Thanks for getting back to me. I tested again and the problem seems to have gone away. 4o mini is now about the same speed (maybe a bit faster) than gpt 3.5 turbo. Any idea whether that means it was a temporary issue that was permanently fixed, or whether I’m likely to encounter the issue again in the future during peak times? I recently switched to using Gemini Flash for most of my use cases which is significantly faster than both of these models by OpenAI, but if 4o mini can at least be consistent, then maybe it’s worth looking at even if it’s a little slower.
This issue seems to have appeared again. Now gpt-4omini seems to take up to 10 seconds more to process a request. These are the request ids for the exact same queries with force_json:
4omini: ‘chatcmpl-AVcR6x6a1B7gkn88VAfMrkInQ1dq3’
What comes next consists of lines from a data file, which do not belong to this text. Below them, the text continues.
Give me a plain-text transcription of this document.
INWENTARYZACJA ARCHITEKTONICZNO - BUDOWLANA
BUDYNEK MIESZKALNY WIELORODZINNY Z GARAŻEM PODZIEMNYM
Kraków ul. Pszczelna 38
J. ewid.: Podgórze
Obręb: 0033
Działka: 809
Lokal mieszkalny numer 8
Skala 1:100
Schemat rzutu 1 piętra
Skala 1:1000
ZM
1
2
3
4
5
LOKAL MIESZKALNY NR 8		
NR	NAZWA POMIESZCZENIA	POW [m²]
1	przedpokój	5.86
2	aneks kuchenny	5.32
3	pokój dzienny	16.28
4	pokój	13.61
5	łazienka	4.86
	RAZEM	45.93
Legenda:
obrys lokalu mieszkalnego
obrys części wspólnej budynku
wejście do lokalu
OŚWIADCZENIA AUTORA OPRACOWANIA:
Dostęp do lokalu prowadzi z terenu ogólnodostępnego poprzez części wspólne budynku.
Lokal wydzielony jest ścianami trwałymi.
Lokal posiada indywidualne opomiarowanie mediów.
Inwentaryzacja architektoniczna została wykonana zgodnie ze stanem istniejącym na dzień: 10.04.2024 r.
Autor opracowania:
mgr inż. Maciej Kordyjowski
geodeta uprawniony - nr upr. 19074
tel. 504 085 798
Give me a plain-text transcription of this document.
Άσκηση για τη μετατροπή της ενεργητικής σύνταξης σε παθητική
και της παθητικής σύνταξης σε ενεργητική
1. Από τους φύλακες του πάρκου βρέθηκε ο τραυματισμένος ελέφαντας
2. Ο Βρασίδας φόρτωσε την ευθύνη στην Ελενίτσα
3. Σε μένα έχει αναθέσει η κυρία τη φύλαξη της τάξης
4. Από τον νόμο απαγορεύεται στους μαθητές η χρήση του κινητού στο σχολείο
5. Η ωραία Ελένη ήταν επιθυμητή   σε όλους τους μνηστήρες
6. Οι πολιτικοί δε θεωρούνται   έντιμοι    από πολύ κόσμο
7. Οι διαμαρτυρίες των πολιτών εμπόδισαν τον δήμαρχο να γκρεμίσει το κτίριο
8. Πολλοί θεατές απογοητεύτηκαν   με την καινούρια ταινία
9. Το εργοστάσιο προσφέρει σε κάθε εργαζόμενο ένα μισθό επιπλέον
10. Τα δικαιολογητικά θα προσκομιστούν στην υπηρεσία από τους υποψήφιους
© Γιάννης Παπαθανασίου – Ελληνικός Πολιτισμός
3.5: ‘chatcmpl-AVcU6bm3IQjDw53hoCmuBHMVkquSa’
If you are using a strict JSON schema as response_format, the backend has to build a grammar enforcement technique first, that can take several documented seconds. It should be cached upon subsequent runs.
Thanks for your quick response. We don’t use a fixed response_format yet, but we use the older json mode by passing ‘response_format’ = {“type”: “json_object”}. That works for both models. Do you think switching to a response_format will be faster?
It is json_schema that would be slower. It has an even higher level of JSON enforcement than just model training on tokens, by limiting the structure itself that can be produced to exactly the provided schema. This is what would incur a penalty in the first generated output using a schema.
You can use “streaming”:true and receive chunks of server-sent event output. This can let you see more if it is the initial request setup or the production rate of tokens that is affected.
Thanks a lot! That makes sense. I will try the streaming mode to see what is happening. And would you have an idea why it is so much slower for 4o-mini than 3.5? For us it is up to 10 seconds slower for the exact same request.